UNE RÉDACTION INSUFFISANTE
À Eugène Carlier succède à la direction du journal en juin 1883 J. Moullé, nommé par un conseil de surveillance présidé par le vétérinaire arrageois Viseur et dans lequel on retrouve plusieurs élus opportunistes, les députés Louis Florent-Lefebvre, Achille Fanien, mais aussi Louis Démiautte, devenu sénateur,… Moullé ne dirige le journal que quelques années. À partir 1885 et jusqu'à la Première Guerre, le conseil accorde sa confiance à Édouard Bouvry.

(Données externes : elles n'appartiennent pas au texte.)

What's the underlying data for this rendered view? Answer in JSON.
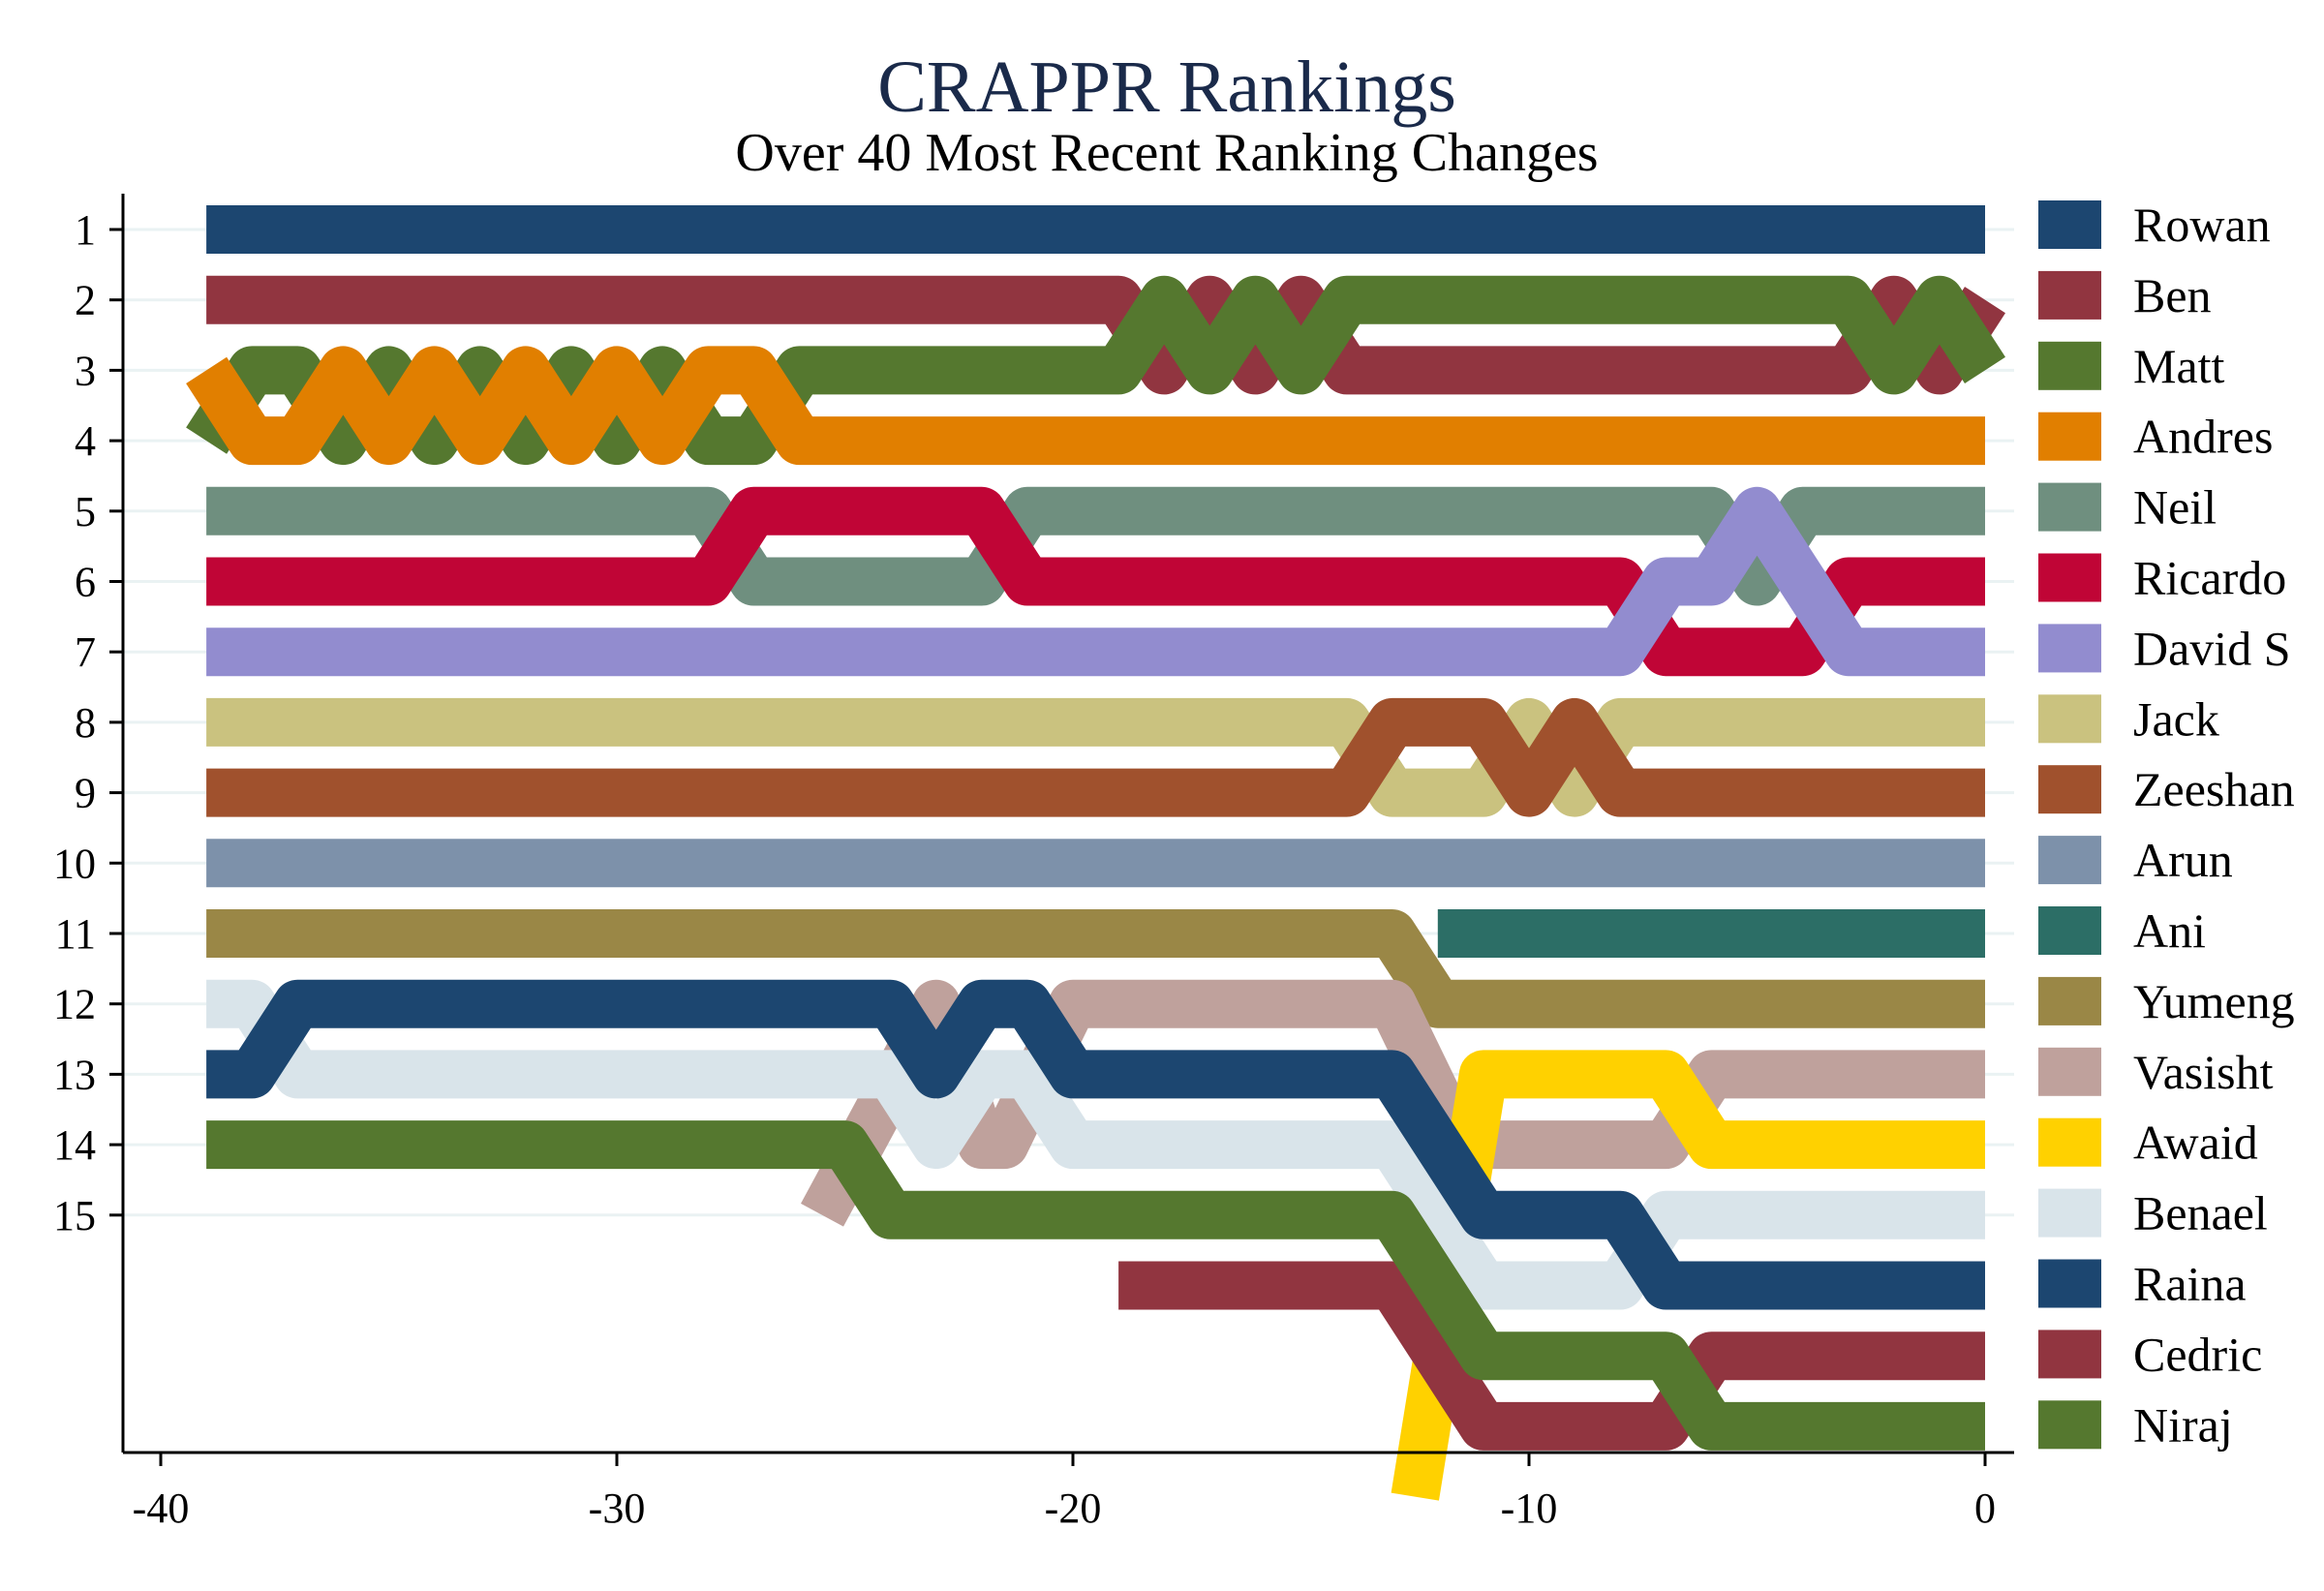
{
  "chart_data": {
    "type": "line",
    "title": "CRAPPR Rankings",
    "subtitle": "Over 40 Most Recent Ranking Changes",
    "xlabel": "",
    "ylabel": "",
    "xlim": [
      -40,
      0
    ],
    "ylim": [
      19.5,
      0.5
    ],
    "xticks": [
      -40,
      -30,
      -20,
      -10,
      0
    ],
    "yticks": [
      1,
      2,
      3,
      4,
      5,
      6,
      7,
      8,
      9,
      10,
      11,
      12,
      13,
      14,
      15
    ],
    "grid": true,
    "legend_position": "right",
    "series": [
      {
        "name": "Rowan",
        "color": "#1c4670",
        "points": [
          [
            -39,
            1
          ],
          [
            0,
            1
          ]
        ]
      },
      {
        "name": "Ben",
        "color": "#913540",
        "points": [
          [
            -39,
            2
          ],
          [
            -19,
            2
          ],
          [
            -18,
            3
          ],
          [
            -17,
            2
          ],
          [
            -16,
            3
          ],
          [
            -15,
            2
          ],
          [
            -14,
            3
          ],
          [
            -3,
            3
          ],
          [
            -2,
            2
          ],
          [
            -1,
            3
          ],
          [
            0,
            2
          ]
        ]
      },
      {
        "name": "Matt",
        "color": "#55782f",
        "points": [
          [
            -39,
            4
          ],
          [
            -38,
            3
          ],
          [
            -37,
            3
          ],
          [
            -36,
            4
          ],
          [
            -35,
            3
          ],
          [
            -34,
            4
          ],
          [
            -33,
            3
          ],
          [
            -32,
            4
          ],
          [
            -31,
            3
          ],
          [
            -30,
            4
          ],
          [
            -29,
            3
          ],
          [
            -28,
            4
          ],
          [
            -27,
            4
          ],
          [
            -26,
            3
          ],
          [
            -19,
            3
          ],
          [
            -18,
            2
          ],
          [
            -17,
            3
          ],
          [
            -16,
            2
          ],
          [
            -15,
            3
          ],
          [
            -14,
            2
          ],
          [
            -3,
            2
          ],
          [
            -2,
            3
          ],
          [
            -1,
            2
          ],
          [
            0,
            3
          ]
        ]
      },
      {
        "name": "Andres",
        "color": "#e17f00",
        "points": [
          [
            -39,
            3
          ],
          [
            -38,
            4
          ],
          [
            -37,
            4
          ],
          [
            -36,
            3
          ],
          [
            -35,
            4
          ],
          [
            -34,
            3
          ],
          [
            -33,
            4
          ],
          [
            -32,
            3
          ],
          [
            -31,
            4
          ],
          [
            -30,
            3
          ],
          [
            -29,
            4
          ],
          [
            -28,
            3
          ],
          [
            -27,
            3
          ],
          [
            -26,
            4
          ],
          [
            0,
            4
          ]
        ]
      },
      {
        "name": "Neil",
        "color": "#6f8f7f",
        "points": [
          [
            -39,
            5
          ],
          [
            -28,
            5
          ],
          [
            -27,
            6
          ],
          [
            -22,
            6
          ],
          [
            -21,
            5
          ],
          [
            -6,
            5
          ],
          [
            -5,
            6
          ],
          [
            -4,
            5
          ],
          [
            0,
            5
          ]
        ]
      },
      {
        "name": "Ricardo",
        "color": "#c00536",
        "points": [
          [
            -39,
            6
          ],
          [
            -28,
            6
          ],
          [
            -27,
            5
          ],
          [
            -22,
            5
          ],
          [
            -21,
            6
          ],
          [
            -8,
            6
          ],
          [
            -7,
            7
          ],
          [
            -4,
            7
          ],
          [
            -3,
            6
          ],
          [
            0,
            6
          ]
        ]
      },
      {
        "name": "David S",
        "color": "#928ccf",
        "points": [
          [
            -39,
            7
          ],
          [
            -8,
            7
          ],
          [
            -7,
            6
          ],
          [
            -6,
            6
          ],
          [
            -5,
            5
          ],
          [
            -4,
            6
          ],
          [
            -3,
            7
          ],
          [
            0,
            7
          ]
        ]
      },
      {
        "name": "Jack",
        "color": "#cac27f",
        "points": [
          [
            -39,
            8
          ],
          [
            -14,
            8
          ],
          [
            -13,
            9
          ],
          [
            -11,
            9
          ],
          [
            -10,
            8
          ],
          [
            -9,
            9
          ],
          [
            -8,
            8
          ],
          [
            0,
            8
          ]
        ]
      },
      {
        "name": "Zeeshan",
        "color": "#a0512d",
        "points": [
          [
            -39,
            9
          ],
          [
            -14,
            9
          ],
          [
            -13,
            8
          ],
          [
            -11,
            8
          ],
          [
            -10,
            9
          ],
          [
            -9,
            8
          ],
          [
            -8,
            9
          ],
          [
            0,
            9
          ]
        ]
      },
      {
        "name": "Arun",
        "color": "#7d91aa",
        "points": [
          [
            -39,
            10
          ],
          [
            0,
            10
          ]
        ]
      },
      {
        "name": "Ani",
        "color": "#2c6e66",
        "points": [
          [
            -12,
            11
          ],
          [
            0,
            11
          ]
        ]
      },
      {
        "name": "Yumeng",
        "color": "#9a8746",
        "points": [
          [
            -39,
            11
          ],
          [
            -13,
            11
          ],
          [
            -12,
            12
          ],
          [
            0,
            12
          ]
        ]
      },
      {
        "name": "Vasisht",
        "color": "#bfa19c",
        "points": [
          [
            -25.5,
            15
          ],
          [
            -23,
            12
          ],
          [
            -22,
            14
          ],
          [
            -21.5,
            14
          ],
          [
            -20,
            12
          ],
          [
            -13,
            12
          ],
          [
            -11.5,
            14
          ],
          [
            -7,
            14
          ],
          [
            -6,
            13
          ],
          [
            0,
            13
          ]
        ]
      },
      {
        "name": "Awaid",
        "color": "#ffd100",
        "points": [
          [
            -12.5,
            19
          ],
          [
            -11,
            13
          ],
          [
            -7,
            13
          ],
          [
            -6,
            14
          ],
          [
            0,
            14
          ]
        ]
      },
      {
        "name": "Benael",
        "color": "#d9e4ea",
        "points": [
          [
            -39,
            12
          ],
          [
            -38,
            12
          ],
          [
            -37,
            13
          ],
          [
            -24,
            13
          ],
          [
            -23,
            14
          ],
          [
            -22,
            13
          ],
          [
            -21,
            13
          ],
          [
            -20,
            14
          ],
          [
            -13,
            14
          ],
          [
            -11,
            16
          ],
          [
            -8,
            16
          ],
          [
            -7,
            15
          ],
          [
            0,
            15
          ]
        ]
      },
      {
        "name": "Raina",
        "color": "#1c4670",
        "points": [
          [
            -39,
            13
          ],
          [
            -38,
            13
          ],
          [
            -37,
            12
          ],
          [
            -24,
            12
          ],
          [
            -23,
            13
          ],
          [
            -22,
            12
          ],
          [
            -21,
            12
          ],
          [
            -20,
            13
          ],
          [
            -13,
            13
          ],
          [
            -11,
            15
          ],
          [
            -8,
            15
          ],
          [
            -7,
            16
          ],
          [
            0,
            16
          ]
        ]
      },
      {
        "name": "Cedric",
        "color": "#913540",
        "points": [
          [
            -19,
            16
          ],
          [
            -13,
            16
          ],
          [
            -11,
            18
          ],
          [
            -7,
            18
          ],
          [
            -6,
            17
          ],
          [
            0,
            17
          ]
        ]
      },
      {
        "name": "Niraj",
        "color": "#55782f",
        "points": [
          [
            -39,
            14
          ],
          [
            -25,
            14
          ],
          [
            -24,
            15
          ],
          [
            -13,
            15
          ],
          [
            -11,
            17
          ],
          [
            -7,
            17
          ],
          [
            -6,
            18
          ],
          [
            0,
            18
          ]
        ]
      }
    ]
  }
}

Lorsqu'Eugène Carlier est nommé à la tête de la Société en août 1873, ses appointements sont fixés à 4 000 F par an, « le logement et l'éclairage en plus » comme le précise l'article 4 des statuts de la Société. Il dirige la rédaction « en se conformant aux décisions du conseil de surveillance ». Lui seul signe normalement ses articles. Si les autres rédacteurs signent, ils sont « responsables pécuniairement envers la Société pour toutes condamnations » de leurs écrits, selon l'article 17 de ces mêmes statuts.
Douze ans plus tard, les appointements du gérant ne sont plus que de 3 000 F par an. Il est vrai que les nouveaux statuts précisent que maintenant « La rédaction du journal est confiée à un rédacteur en chef ».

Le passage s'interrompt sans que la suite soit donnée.